I don’t bother telling him that this stop-off wasn’t Fleur’s idea or at her request. But I remember it from the conversations I witnessed back in London. I knew they’d already sent people to scout it when Casper first took her away. It was a risk I’m coming to wish I hadn’t taken now.
“Like I said, we have a plan,” I tell him, taking one of the bottles of water on the table as I sit down on the dusty sofa. “We’re sticking to it. Me and her.”
Lucian doesn’t make a sound, getting back to the book in his hand. I sit back and watch him, trying to focus on the plan as I go over it one more time in my head.
“It doesn’t matter what happens,” Casper says, still cleaning out the air vent above the bed. The bunker is cold and humid with the rainfall we’ve had. “Get her to my grandmother.”
“Your nan?” I laugh, throwing the screwdriver in my hand at him.
He catches it swiftly and goes about taking the cap off. I’m not sure why he’s being so anal about the fucking vent. It’s not like Fleur will be down here long enough that it will matter.
“They won’t fuck with her, and she’ll make sure Emily is on her side. The two of them love nothing more than asserting their power over shit.”
“Why are you doing this?” I traipse to the makeshift bed and sit, taking a look around the concrete box.
It reminds me of the days we spent in make do shelters listening out for attacks, missiles, and enemy brawn. I thought our time in Syria put all the shit in life into perspective. I wasn’t the poor kid whose mother charged by the hour, and whose father fucked anything with a pulse—I was lucky. Lucky that our flat wasn’t rattled by air strikes. Lucky that we had clean air and water. Food and clothes that would keep me warm in the cold and cool in the heat.
“Why are you still protecting my sister?” he counters as though he can hear my thoughts.
I thought I was fucking lucky until that night. All the blood in the world couldn’t have prepared me for that one fucking night in the middle of London.

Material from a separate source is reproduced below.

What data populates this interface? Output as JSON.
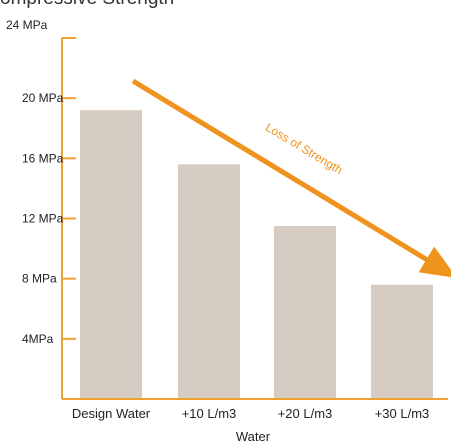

The nice, pretty part with clean pavements and pristine stonework. Perfectly painted lamps and railings. Rich, affluent, royal London. Seeped in innocent blood.
I pull in a deep breath, urging my heart to calm at the memory of the bloodbath, trying to swallow down the guilt cloying inside me.
“I need her to be safe,” he says, screwing the facia for the vent back into place. “They deserve to be free.”
“No one is ever really free. We both know that.” We’re both back on home soil, still as fucked up and twisted as ever. With more demons chasing us and ghosts in our closets than anyone might ever suspect. Desperately trying to make up for all the shit we did and didn’t do.
Casper stands in front of me, hands on his hips as though we’re having a tactical debrief.
“She’ll fight you at first. It’s who she is.” He smiles faintly before taking a deep breath. “Everything is ready. When you get to my grandmother, you give her this and she’ll know what to do.”
I recognise the rosary he pulls over his head. I always wondered why he carried it with him. It’s not like he’s a religious man.
“What does it mean?”
“Why all the questions?” He turns back towards the hatch, taking one last look around before he opens it and the frigid air engulfs us both. “You’ve never asked this many questions.”
I follow him out, the tightness in my chest falling leadenly to my gut. “This is different. It’s not a mission…”
“Except it is,” he snaps, turning to me with his brows drawn and haunted shadows flickering in his stare. “You keep her safe. You keep her alive.” He swallows, spinning to head back to the house. “And you get her to my grandmother before my daughter is born. You understand?”
“Yes.”
“Good.” Pausing by the back door, he takes out his smokes, offering me one before he lights up.
“Cameron?” I ask.
“He has his own orders.”
“And you’re sure about this plan?”
It takes him a second too long to respond, a second long enough to show he cares more than he wants to admit to me and to himself.
“Don’t fuck it up.” Even then, it’s not an answer to my question.